Behind extraordinary people, there is often an ordinary woman who quietly gave everything.
Every faith reveres mothers
Across religions and civilisations, mothers occupy the highest moral space.
In Islam, the Prophet Muhammad (PBUH) said three times that a mother deserves the greatest honour before mentioning the father. Hindu philosophy declares, “Matru Devo Bhava” — Mother is god. Christianity immortalised the image of Jesus thinking of his mother even during crucifixion. Sikhism celebrates women as the source of kings and generations, while Buddhism teaches that no child can ever fully repay the debt owed to parents.
Civilisations separated by geography, language, and time arrived at the same conclusion: the mother is sacred.
The invisible sacrifices we rarely notice
The greatest things mothers do are often the things nobody sees.
She ate last after feeding everyone else.
She stayed awake when you were sick and slept only after your fever dropped.
She worried every time you stepped outside.
She prayed for you silently while cooking, waiting, cleaning, or lying awake at night.
None of these acts was performed for applause.
They were done out of instinctive love.
A mother does not calculate sacrifice. She simply lives it.
Poets knew what we have forgotten
No literature on earth has grieved the mother’s love with the same aching beauty as Urdu poetry. The poets who wrote these lines were not being sentimental. They were being precise.
Jis ne di thi aaghosh-e-mohabbat tujh ko,
Us maa ke qadmon mein jannat hai teri!
(She who gave you the embrace of love – your heaven lies at that mother’s feet.)
And the English tradition, no less moved, gave us William Ross Wallace, who wrote in the nineteenth century: “The hand that rocks the cradle is the hand that rules the world.” Abraham Lincoln said with characteristic plainness: “All that I am, or hope to be, I owe to my angel mother.” The writer Victor Hugo distilled it even further: “A mother’s arms are made of tenderness and children sleep soundly in them.”

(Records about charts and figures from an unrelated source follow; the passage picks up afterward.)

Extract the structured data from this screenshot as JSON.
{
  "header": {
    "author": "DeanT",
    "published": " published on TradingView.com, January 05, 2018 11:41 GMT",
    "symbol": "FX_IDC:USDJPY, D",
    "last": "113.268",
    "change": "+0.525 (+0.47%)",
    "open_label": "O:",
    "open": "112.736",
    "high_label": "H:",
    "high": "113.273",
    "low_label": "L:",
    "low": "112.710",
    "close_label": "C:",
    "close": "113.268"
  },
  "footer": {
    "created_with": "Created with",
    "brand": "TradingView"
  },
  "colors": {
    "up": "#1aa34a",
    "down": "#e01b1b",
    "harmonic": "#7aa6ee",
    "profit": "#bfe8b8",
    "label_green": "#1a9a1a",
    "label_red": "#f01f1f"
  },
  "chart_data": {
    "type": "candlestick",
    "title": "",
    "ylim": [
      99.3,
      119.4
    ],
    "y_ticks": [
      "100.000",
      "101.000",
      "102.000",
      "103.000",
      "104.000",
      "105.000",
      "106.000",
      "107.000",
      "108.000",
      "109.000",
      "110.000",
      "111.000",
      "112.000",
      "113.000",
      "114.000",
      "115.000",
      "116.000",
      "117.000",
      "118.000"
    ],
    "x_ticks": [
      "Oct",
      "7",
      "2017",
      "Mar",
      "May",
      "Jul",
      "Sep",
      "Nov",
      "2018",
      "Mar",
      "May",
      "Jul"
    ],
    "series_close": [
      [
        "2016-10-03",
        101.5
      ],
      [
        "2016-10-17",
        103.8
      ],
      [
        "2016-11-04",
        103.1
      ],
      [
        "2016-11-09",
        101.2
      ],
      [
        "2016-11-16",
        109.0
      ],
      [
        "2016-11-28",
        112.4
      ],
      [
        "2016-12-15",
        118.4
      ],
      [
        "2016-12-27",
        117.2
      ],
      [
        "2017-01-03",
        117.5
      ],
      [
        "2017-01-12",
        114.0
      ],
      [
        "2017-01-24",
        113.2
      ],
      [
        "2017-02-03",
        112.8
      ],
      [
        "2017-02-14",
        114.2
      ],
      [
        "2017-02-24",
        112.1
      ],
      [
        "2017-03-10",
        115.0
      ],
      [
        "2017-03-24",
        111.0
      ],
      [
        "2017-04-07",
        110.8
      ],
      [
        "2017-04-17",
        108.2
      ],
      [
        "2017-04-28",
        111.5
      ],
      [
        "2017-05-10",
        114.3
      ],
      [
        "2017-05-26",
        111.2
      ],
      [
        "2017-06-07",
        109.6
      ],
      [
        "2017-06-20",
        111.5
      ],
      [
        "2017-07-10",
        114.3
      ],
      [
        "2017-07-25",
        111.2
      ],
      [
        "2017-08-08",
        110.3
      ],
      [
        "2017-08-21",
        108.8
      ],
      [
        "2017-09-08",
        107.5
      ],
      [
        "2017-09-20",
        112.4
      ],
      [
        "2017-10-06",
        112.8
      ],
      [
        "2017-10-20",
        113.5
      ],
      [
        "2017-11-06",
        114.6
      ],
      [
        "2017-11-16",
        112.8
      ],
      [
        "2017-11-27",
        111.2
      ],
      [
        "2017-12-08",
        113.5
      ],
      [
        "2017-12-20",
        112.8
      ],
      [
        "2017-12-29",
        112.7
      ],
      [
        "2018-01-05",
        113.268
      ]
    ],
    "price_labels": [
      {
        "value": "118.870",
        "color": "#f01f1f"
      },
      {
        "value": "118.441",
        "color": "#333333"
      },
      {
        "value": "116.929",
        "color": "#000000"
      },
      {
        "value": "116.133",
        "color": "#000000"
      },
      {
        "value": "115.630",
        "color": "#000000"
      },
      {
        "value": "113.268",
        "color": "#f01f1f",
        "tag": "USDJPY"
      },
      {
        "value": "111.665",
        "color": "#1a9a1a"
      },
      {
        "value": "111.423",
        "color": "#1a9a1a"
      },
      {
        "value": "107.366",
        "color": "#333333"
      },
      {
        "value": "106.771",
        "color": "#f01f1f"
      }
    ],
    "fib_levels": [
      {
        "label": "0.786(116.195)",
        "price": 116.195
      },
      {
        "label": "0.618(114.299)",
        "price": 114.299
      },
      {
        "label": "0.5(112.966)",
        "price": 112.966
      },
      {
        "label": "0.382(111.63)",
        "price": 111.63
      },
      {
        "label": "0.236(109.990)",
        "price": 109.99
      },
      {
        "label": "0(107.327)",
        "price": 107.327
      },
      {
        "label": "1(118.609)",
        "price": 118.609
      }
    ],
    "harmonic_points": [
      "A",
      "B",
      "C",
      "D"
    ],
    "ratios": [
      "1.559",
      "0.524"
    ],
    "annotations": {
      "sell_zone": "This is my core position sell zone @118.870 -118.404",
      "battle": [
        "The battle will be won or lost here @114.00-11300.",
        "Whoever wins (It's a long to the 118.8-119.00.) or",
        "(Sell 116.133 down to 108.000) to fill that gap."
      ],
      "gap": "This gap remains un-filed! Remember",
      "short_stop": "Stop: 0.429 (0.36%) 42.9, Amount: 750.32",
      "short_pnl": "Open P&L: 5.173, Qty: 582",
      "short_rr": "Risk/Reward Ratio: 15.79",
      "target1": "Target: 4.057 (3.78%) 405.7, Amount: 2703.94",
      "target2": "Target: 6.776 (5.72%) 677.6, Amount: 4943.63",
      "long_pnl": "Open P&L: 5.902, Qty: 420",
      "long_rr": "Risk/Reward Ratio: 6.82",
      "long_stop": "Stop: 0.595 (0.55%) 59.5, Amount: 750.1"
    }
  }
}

Indian mothers: Architects of the nation
India was not built only by political leaders or institutions. It was built in kitchens, courtyards, and bedtime conversations.
Indian mothers carried families through poverty, migration, partition, illness, and uncertainty — often without recognition. They sold jewellery for education, skipped comforts for their children’s future, and turned values into inheritance.
The story of India is incomplete without women like Jijabai, who shaped Shivaji Maharaj’s vision, or Putlibai, whose discipline deeply influenced Gandhi.
Even today, millions of Indian mothers continue to be the country’s most underappreciated nation-builders.
The loneliness we refuse to see
Modern India faces a quiet emotional crisis.
Many elderly parents now live alone, especially in cities. Children move away in pursuit of careers and opportunities, but somewhere along the journey, communication becomes occasional, visits become rare, and affection becomes digital.
We often call this independence.
But for many mothers, it feels like abandonment.
What she needs is rarely expensive.
She does not want luxury.
She wants your voice.
She wants your presence.
She wants to know that the child she gave everything to still remembers her.
Before this day ends
Before this Mother’s Day is over, pause.
Call her.
Visit her.
Sit beside her without looking at your phone.
Listen to the stories you have heard a hundred times before. The story is not important anymore — her voice is.
One day, the house will become quieter than silence. One day, her number will stop appearing on your phone. And on that day, you would give anything to hear her call your name one more time.
Do not wait for absence to understand love.
Mother’s Day is not about social media posts or flowers bought in a hurry. It is about gratitude. It is about remembering the woman who stood between you and the world long before the world knew you existed.
Because the truth is simple:
She was your first breath.
Your first prayer.
Your first home.
And perhaps the purest form of love you will ever know.
Don’t wait for the silence to understand what you have.